The United Nations climate talks in Durban, South Africa, earlier this month resulted in what some have called ‘a plan to make a plan’: an agreement for all countries to negotiate a new regime of greenhouse gas emissions cuts by 2015 and have it take effect by 2020.
The current Kyoto Protocol was extended for another five-year commitment period, but it covers only developed nations.
What’s a developing country to do in this interim grey area? They could get some pointers from Singapore, perhaps.
Though the island state aligns itself with the Alliance of Small Island States and the developing world Group of 77 (G-77), which want the developed world to bear responsibility for the emissions it put into the atmosphere, it bears characteristics of both developed and developing countries.
Hence, the Republic serves as a model of how a relatively advanced economy could navigate the tricky shoals of climate change.
Singapore has close relationships with both Eastern and Western nations, and Asian countries in particular look to it on many counts. For example, it has collaborated with China on projects like the Suzhou industrial park and a planned eco-city in Tianjin.
But the implication is that serving as a role model means Singapore must shoulder some responsibilities, and tackling climate change is one of those responsibilities it must bear.
Singapore’s stance is: It is keen on a binding agreement that all countries adhere to, according to their respective responsibilities and capabilities.
Singapore Environment Council executive director Jose Raymond commented: ‘As a small island state, Singapore certainly has a vested interest in a legally binding deal being reached as soon as possible.
‘The longer it takes, the greater our vulnerability to climate change, and the greater our investment in mitigation and adaptation measures will be,’ he said.
But torn between its twin interests as a small vulnerable island state and an economy that relies on energy-intensive industries such as petroleum refining, it can be a little split personality.
Arguably, it is not absolutely necessary for Singapore to go any greener.
Compare cutting emissions with the case of electricity. Electricity is not subsidised here, to encourage people to use less. But for many residents middle-class and up, electricity is a small proportion of overall costs, compared with the overall benefit they derive from running the air-conditioner and the computer 24/7.
Likewise, Singapore now has such a high gross domestic product - US$43,867 (S$56,800) per capita - that adapting to the impact of climate change would be a small proportion of overall costs, compared with the potential short-term benefit of continuing to produce carbon emissions by encouraging consumption and industrial growth.
At the same time, Singapore is not sitting around waiting for a real deal, so to speak, before it starts cleaning house. In 2009, it announced it would cut emissions by 7 per cent to 11 per cent by 2020 if no global, binding deal was reached, and by 16 per cent if one was.
Already, other emerging economies that have grown very fast in the past few decades - such as South Korea and China - are adopting similar voluntary targets.

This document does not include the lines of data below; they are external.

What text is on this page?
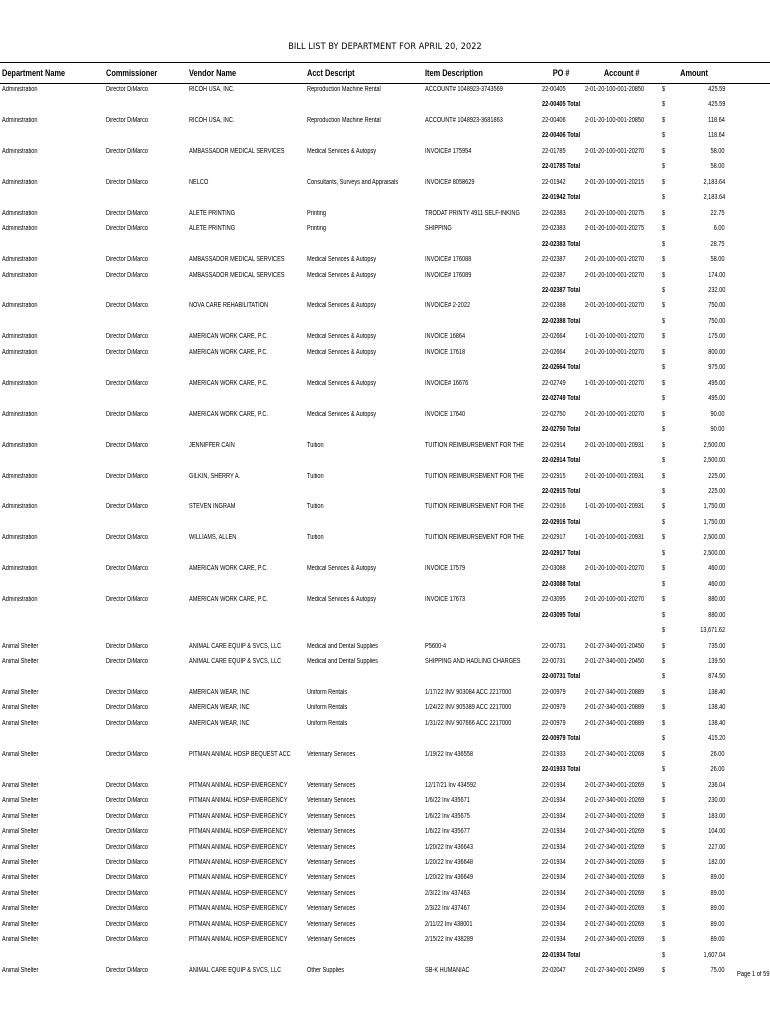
BILL LIST BY DEPARTMENT FOR APRIL 20, 2022
Department Name	Commissioner	Vendor Name	Acct Descript	Item Description	PO #	Account #	Amount
Administration	Director DiMarco	RICOH USA, INC.	Reproduction Machine Rental	ACCOUNT# 1048923-3743569	22-00405	2-01-20-100-001-20850	$	425.59
22-00405 Total	$	425.59
Administration	Director DiMarco	RICOH USA, INC.	Reproduction Machine Rental	ACCOUNT# 1048923-3681863	22-00406	2-01-20-100-001-20850	$	118.64
22-00406 Total	$	118.64
Administration	Director DiMarco	AMBASSADOR MEDICAL SERVICES	Medical Services & Autopsy	INVOICE# 175954	22-01785	2-01-20-100-001-20270	$	58.00
22-01785 Total	$	58.00
Administration	Director DiMarco	NELCO	Consultants, Surveys and Appraisals	INVOICE# 8058629	22-01942	2-01-20-100-001-20215	$	2,183.64
22-01942 Total	$	2,183.64
Administration	Director DiMarco	ALETE PRINTING	Printing	TRODAT PRINTY 4911 SELF-INKING	22-02383	2-01-20-100-001-20275	$	22.75
Administration	Director DiMarco	ALETE PRINTING	Printing	SHIPPING	22-02383	2-01-20-100-001-20275	$	6.00
22-02383 Total	$	28.75
Administration	Director DiMarco	AMBASSADOR MEDICAL SERVICES	Medical Services & Autopsy	INVOICE# 176088	22-02387	2-01-20-100-001-20270	$	58.00
Administration	Director DiMarco	AMBASSADOR MEDICAL SERVICES	Medical Services & Autopsy	INVOICE# 176089	22-02387	2-01-20-100-001-20270	$	174.00
22-02387 Total	$	232.00
Administration	Director DiMarco	NOVA CARE REHABILITATION	Medical Services & Autopsy	INVOICE# 2-2022	22-02388	2-01-20-100-001-20270	$	750.00
22-02388 Total	$	750.00
Administration	Director DiMarco	AMERICAN WORK CARE, P.C.	Medical Services & Autopsy	INVOICE 16864	22-02664	1-01-20-100-001-20270	$	175.00
Administration	Director DiMarco	AMERICAN WORK CARE, P.C.	Medical Services & Autopsy	INVOICE 17618	22-02664	2-01-20-100-001-20270	$	800.00
22-02664 Total	$	975.00
Administration	Director DiMarco	AMERICAN WORK CARE, P.C.	Medical Services & Autopsy	INVOICE# 16676	22-02749	1-01-20-100-001-20270	$	495.00
22-02749 Total	$	495.00
Administration	Director DiMarco	AMERICAN WORK CARE, P.C.	Medical Services & Autopsy	INVOICE 17640	22-02750	2-01-20-100-001-20270	$	90.00
22-02750 Total	$	90.00
Administration	Director DiMarco	JENNIFFER CAIN	Tuition	TUITION REIMBURSEMENT FOR THE	22-02914	2-01-20-100-001-20931	$	2,500.00
22-02914 Total	$	2,500.00
Administration	Director DiMarco	GILKIN, SHERRY A.	Tuition	TUITION REIMBURSEMENT FOR THE	22-02915	2-01-20-100-001-20931	$	225.00
22-02915 Total	$	225.00
Administration	Director DiMarco	STEVEN INGRAM	Tuition	TUITION REIMBURSEMENT FOR THE	22-02916	1-01-20-100-001-20931	$	1,750.00
22-02916 Total	$	1,750.00
Administration	Director DiMarco	WILLIAMS, ALLEN	Tuition	TUITION REIMBURSEMENT FOR THE	22-02917	1-01-20-100-001-20931	$	2,500.00
22-02917 Total	$	2,500.00
Administration	Director DiMarco	AMERICAN WORK CARE, P.C.	Medical Services & Autopsy	INVOICE 17579	22-03088	2-01-20-100-001-20270	$	460.00
22-03088 Total	$	460.00
Administration	Director DiMarco	AMERICAN WORK CARE, P.C.	Medical Services & Autopsy	INVOICE 17673	22-03095	2-01-20-100-001-20270	$	880.00
22-03095 Total	$	880.00
$	13,671.62
Animal Shelter	Director DiMarco	ANIMAL CARE EQUIP & SVCS, LLC	Medical and Dental Supplies	P5600-4	22-00731	2-01-27-340-001-20450	$	735.00
Animal Shelter	Director DiMarco	ANIMAL CARE EQUIP & SVCS, LLC	Medical and Dental Supplies	SHIPPING AND HADLING CHARGES	22-00731	2-01-27-340-001-20450	$	139.50
22-00731 Total	$	874.50
Animal Shelter	Director DiMarco	AMERICAN WEAR, INC	Uniform Rentals	1/17/22 INV 903084 ACC 2217000	22-00979	2-01-27-340-001-20889	$	138.40
Animal Shelter	Director DiMarco	AMERICAN WEAR, INC	Uniform Rentals	1/24/22 INV 905389 ACC 2217000	22-00979	2-01-27-340-001-20889	$	138.40
Animal Shelter	Director DiMarco	AMERICAN WEAR, INC	Uniform Rentals	1/31/22 INV 907666 ACC 2217000	22-00979	2-01-27-340-001-20889	$	138.40
22-00979 Total	$	415.20
Animal Shelter	Director DiMarco	PITMAN ANIMAL HOSP BEQUEST ACC Veterinary Services	1/19/22 Inv 436558	22-01933	2-01-27-340-001-20269	$	26.00
22-01933 Total	$	26.00
Animal Shelter	Director DiMarco	PITMAN ANIMAL HOSP-EMERGENCY	Veterinary Services	12/17/21 Inv 434592	22-01934	2-01-27-340-001-20269	$	236.04
Animal Shelter	Director DiMarco	PITMAN ANIMAL HOSP-EMERGENCY	Veterinary Services	1/6/22 Inv 435671	22-01934	2-01-27-340-001-20269	$	230.00
Animal Shelter	Director DiMarco	PITMAN ANIMAL HOSP-EMERGENCY	Veterinary Services	1/6/22 Inv 435675	22-01934	2-01-27-340-001-20269	$	183.00
Animal Shelter	Director DiMarco	PITMAN ANIMAL HOSP-EMERGENCY	Veterinary Services	1/6/22 Inv 435677	22-01934	2-01-27-340-001-20269	$	104.00
Animal Shelter	Director DiMarco	PITMAN ANIMAL HOSP-EMERGENCY	Veterinary Services	1/20/22 Inv 436643	22-01934	2-01-27-340-001-20269	$	227.00
Animal Shelter	Director DiMarco	PITMAN ANIMAL HOSP-EMERGENCY	Veterinary Services	1/20/22 Inv 436648	22-01934	2-01-27-340-001-20269	$	182.00
Animal Shelter	Director DiMarco	PITMAN ANIMAL HOSP-EMERGENCY	Veterinary Services	1/20/22 Inv 436649	22-01934	2-01-27-340-001-20269	$	89.00
Animal Shelter	Director DiMarco	PITMAN ANIMAL HOSP-EMERGENCY	Veterinary Services	2/3/22 Inv 437463	22-01934	2-01-27-340-001-20269	$	89.00
Animal Shelter	Director DiMarco	PITMAN ANIMAL HOSP-EMERGENCY	Veterinary Services	2/3/22 Inv 437467	22-01934	2-01-27-340-001-20269	$	89.00
Animal Shelter	Director DiMarco	PITMAN ANIMAL HOSP-EMERGENCY	Veterinary Services	2/11/22 Inv 438001	22-01934	2-01-27-340-001-20269	$	89.00
Animal Shelter	Director DiMarco	PITMAN ANIMAL HOSP-EMERGENCY	Veterinary Services	2/15/22 Inv 438289	22-01934	2-01-27-340-001-20269	$	89.00
22-01934 Total	$	1,607.04
Animal Shelter	Director DiMarco	ANIMAL CARE EQUIP & SVCS, LLC	Other Supplies	SB-K HUMANIAC	22-02047	2-01-27-340-001-20499	$	75.00
Page 1 of 59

Singapore’s targets are down from the ‘business as usual’ case - in other words, if it continued on the growth trajectory it was on. If no changes were made, Singapore was predicted to have reached some 72 million tonnes of emissions by 2020.
It is aware it will have to pay for adaptation measures anyway, and has already raised minimum levels for land reclamation and new building platforms.

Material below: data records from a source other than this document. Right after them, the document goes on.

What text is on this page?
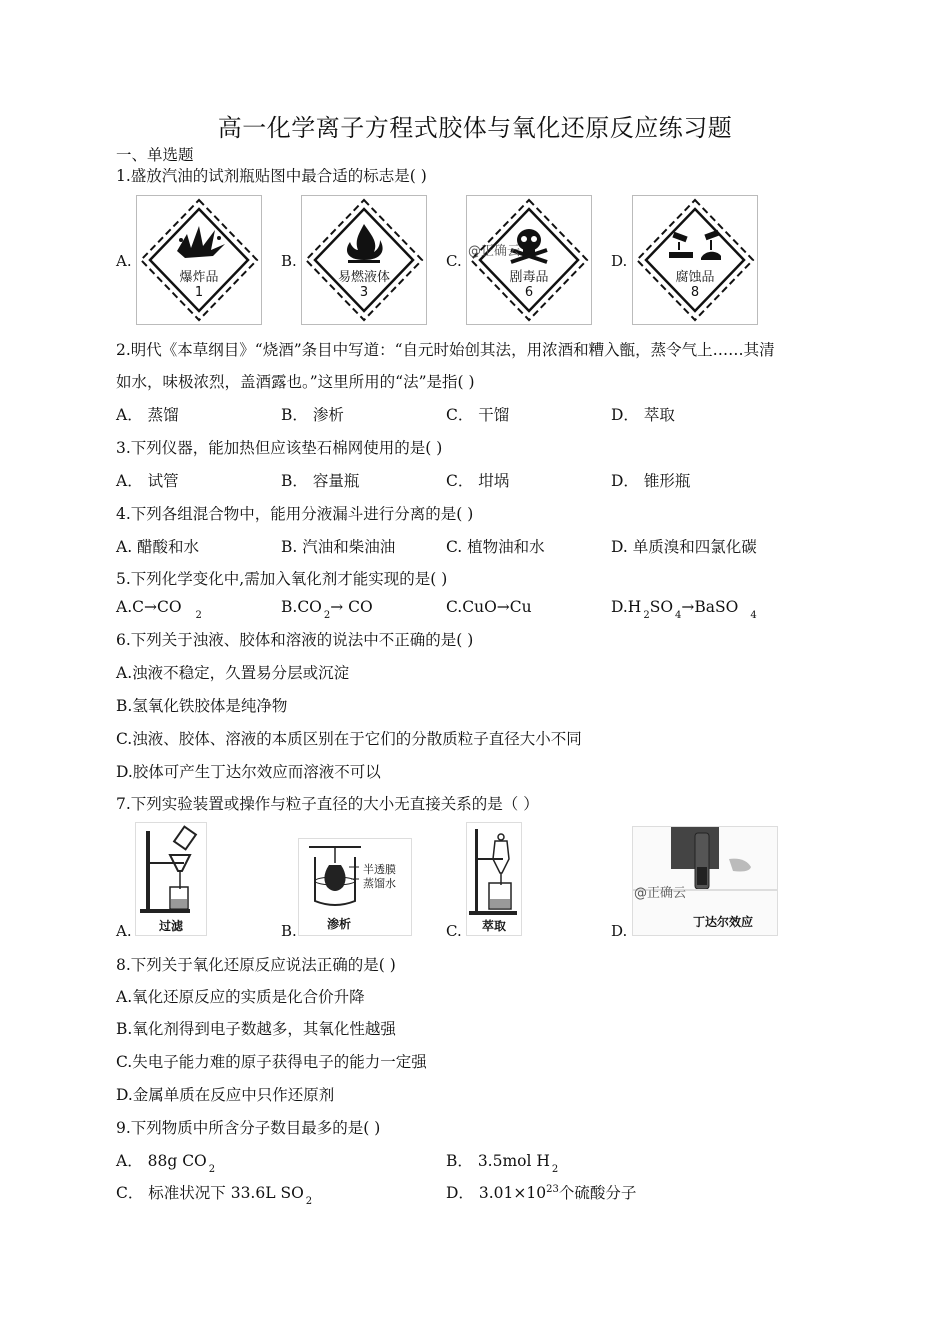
高一化学离子方程式胶体与氧化还原反应练习题
一、单选题
1.盛放汽油的试剂瓶贴图中最合适的标志是( )
A.
爆炸品
1
B.
易燃液体
3
C.
剧毒品
6
@正确云
D.
腐蚀品
8
2.明代《本草纲目》“烧酒”条目中写道：“自元时始创其法，用浓酒和糟入甑，蒸令气上……其清
如水，味极浓烈，盖酒露也。”这里所用的“法”是指( )
A． 蒸馏	B． 渗析	C． 干馏	D． 萃取
3.下列仪器，能加热但应该垫石棉网使用的是( )
A． 试管	B． 容量瓶	C． 坩埚	D． 锥形瓶
4.下列各组混合物中，能用分液漏斗进行分离的是( )
A. 醋酸和水	B. 汽油和柴油油	C. 植物油和水	D. 单质溴和四氯化碳
5.下列化学变化中,需加入氧化剂才能实现的是( )
A.C→CO $_2$	B.CO $_2$→ CO	C.CuO→Cu	D.H $_2$SO $_4$→BaSO $_4$
6.下列关于浊液、胶体和溶液的说法中不正确的是( )
A.浊液不稳定，久置易分层或沉淀
B.氢氧化铁胶体是纯净物
C.浊液、胶体、溶液的本质区别在于它们的分散质粒子直径大小不同
D.胶体可产生丁达尔效应而溶液不可以
7.下列实验装置或操作与粒子直径的大小无直接关系的是（ ）
A.	过滤	B.
半透膜
蒸馏水
渗析	C.	萃取	D.	丁达尔效应
@正确云
8.下列关于氧化还原反应说法正确的是( )
A.氧化还原反应的实质是化合价升降
B.氧化剂得到电子数越多，其氧化性越强
C.失电子能力难的原子获得电子的能力一定强
D.金属单质在反应中只作还原剂
9.下列物质中所含分子数目最多的是( )
A． 88g CO $_2$	B． 3.5mol H $_2$
C． 标准状况下 33.6L SO $_2$	D． $3.01\times 10^{23}$个硫酸分子
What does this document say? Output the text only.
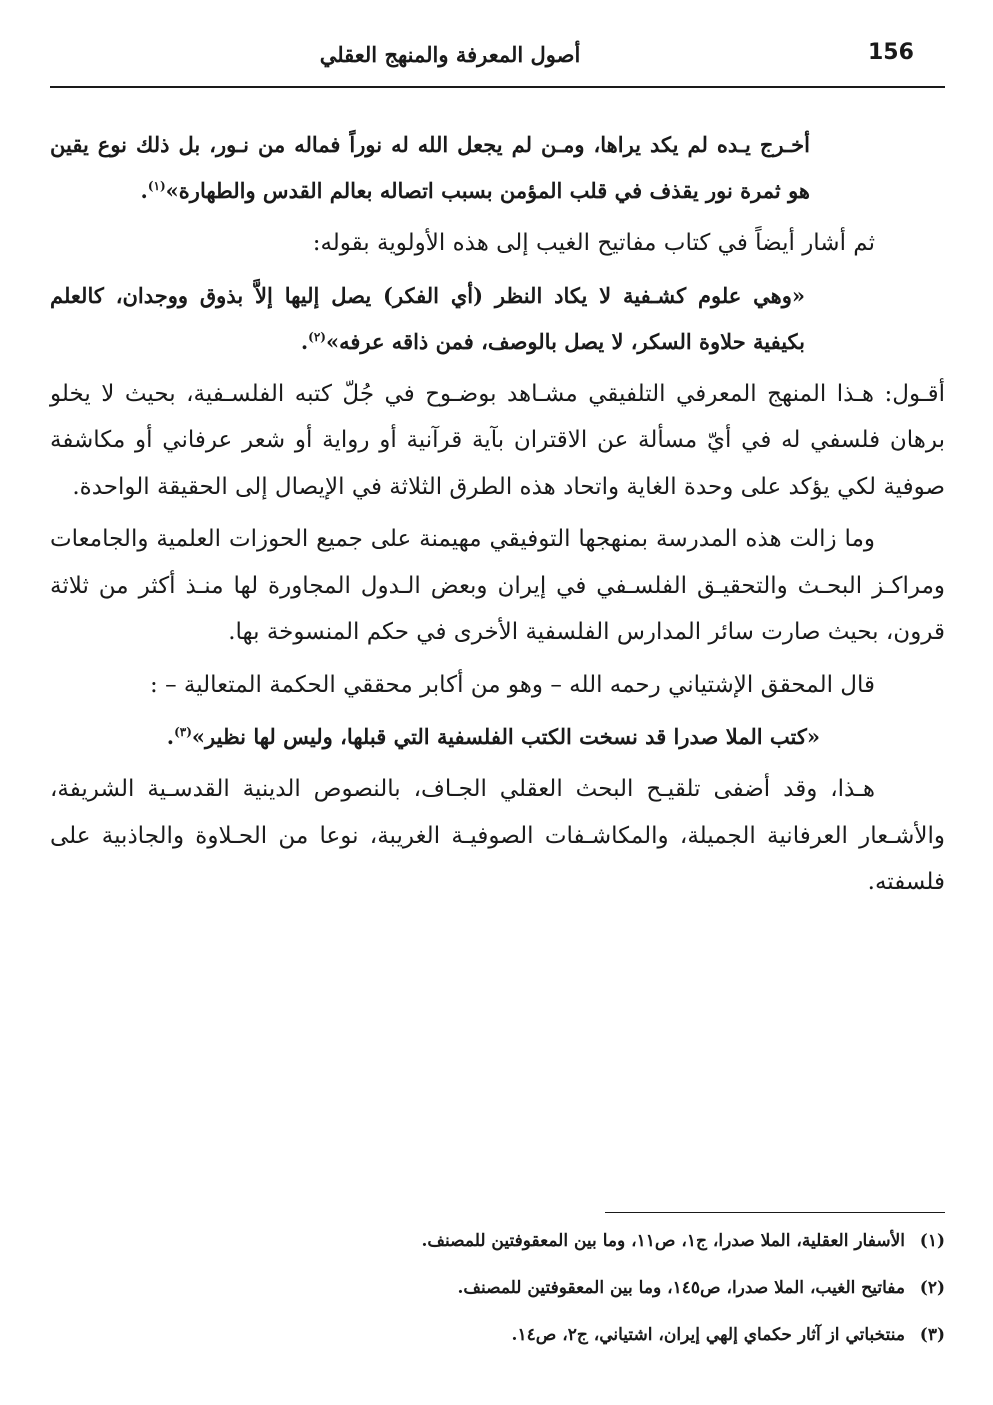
156
أصول المعرفة والمنهج العقلي

أخـرج يـده لم يكد يراها، ومـن لم يجعل الله له نوراً فماله من نـور، بل ذلك نوع يقين هو ثمرة نور يقذف في قلب المؤمن بسبب اتصاله بعالم القدس والطهارة»$^{(١)}$.

ثم أشار أيضاً في كتاب مفاتيح الغيب إلى هذه الأولوية بقوله:

«وهي علوم كشـفية لا يكاد النظر (أي الفكر) يصل إليها إلاَّ بذوق ووجدان، كالعلم بكيفية حلاوة السكر، لا يصل بالوصف، فمن ذاقه عرفه»$^{(٢)}$.

أقـول: هـذا المنهج المعرفي التلفيقي مشـاهد بوضـوح في جُلّ كتبه الفلسـفية، بحيث لا يخلو برهان فلسفي له في أيّ مسألة عن الاقتران بآية قرآنية أو رواية أو شعر عرفاني أو مكاشفة صوفية لكي يؤكد على وحدة الغاية واتحاد هذه الطرق الثلاثة في الإيصال إلى الحقيقة الواحدة.

وما زالت هذه المدرسة بمنهجها التوفيقي مهيمنة على جميع الحوزات العلمية والجامعات ومراكـز البحـث والتحقيـق الفلسـفي في إيران وبعض الـدول المجاورة لها منـذ أكثر من ثلاثة قرون، بحيث صارت سائر المدارس الفلسفية الأخرى في حكم المنسوخة بها.

قال المحقق الإشتياني رحمه الله – وهو من أكابر محققي الحكمة المتعالية – :

«كتب الملا صدرا قد نسخت الكتب الفلسفية التي قبلها، وليس لها نظير»$^{(٣)}$.

هـذا، وقد أضفى تلقيـح البحث العقلي الجـاف، بالنصوص الدينية القدسـية الشريفة، والأشـعار العرفانية الجميلة، والمكاشـفات الصوفيـة الغريبة، نوعا من الحـلاوة والجاذبية على فلسفته.

(١)الأسفار العقلية، الملا صدرا، ج١، ص١١، وما بين المعقوفتين للمصنف.
(٢)مفاتيح الغيب، الملا صدرا، ص١٤٥، وما بين المعقوفتين للمصنف.
(٣)منتخباتي از آثار حكماي إلهي إيران، اشتياني، ج٢، ص١٤.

But the crux of the matter is that Singapore’s current energy demand outstrips its current alternative energy supply.
With constant cloud cover and intermittent wind, Singapore is not able to take full advantage of alternative energy sources like solar and wind power.
So it must rely on energy efficiency to achieve those cuts, and has put a new Energy Conservation Act up for discussion, meant to rein in large energy users. (In fact, this is an important symbolic shift, signifying a willingness to use the law instead of simply offering energy users monetary incentives to improve.)
But energy efficiency goes only so far.
That’s why Singapore is genuinely concerned about meeting more stringent binding targets, if in future, all countries must limit their emissions.
Speaking to The Straits Times after the UN talks, Environment and Water Resources Minister Vivian Balakrishnan acknowledged that Singapore might have to purchase carbon offsets one day, depending on how future negotiations go.
Still, Singapore could do more to go green systematically - for example, taxing cars by emissions instead of fuel type, truly supporting the use of public transport and cycling, or offering tax incentives to cleaner and more energy-efficient firms.
That suggests one way to be a role model. The Republic is an emerging economy, which has grown very fast in a few short decades, and countries like China and Thailand are on a similar trajectory (and so are their carbon emissions). While the island state taking the plunge will not transform the world’s climate, it can, by its own action yet, nudge such emerging economies towards deeper, binding targets.
This is not to single Singapore out.
Many countries at the negotiations were also loath to commit to internationally binding, absolute targets, even though they had passed domestic legislation to trim emissions.
With its energy performance requirements and green building legislation, Singapore is already on something approaching the right track.
But now it needs to take the lead and make the difficult decision on how much further to go.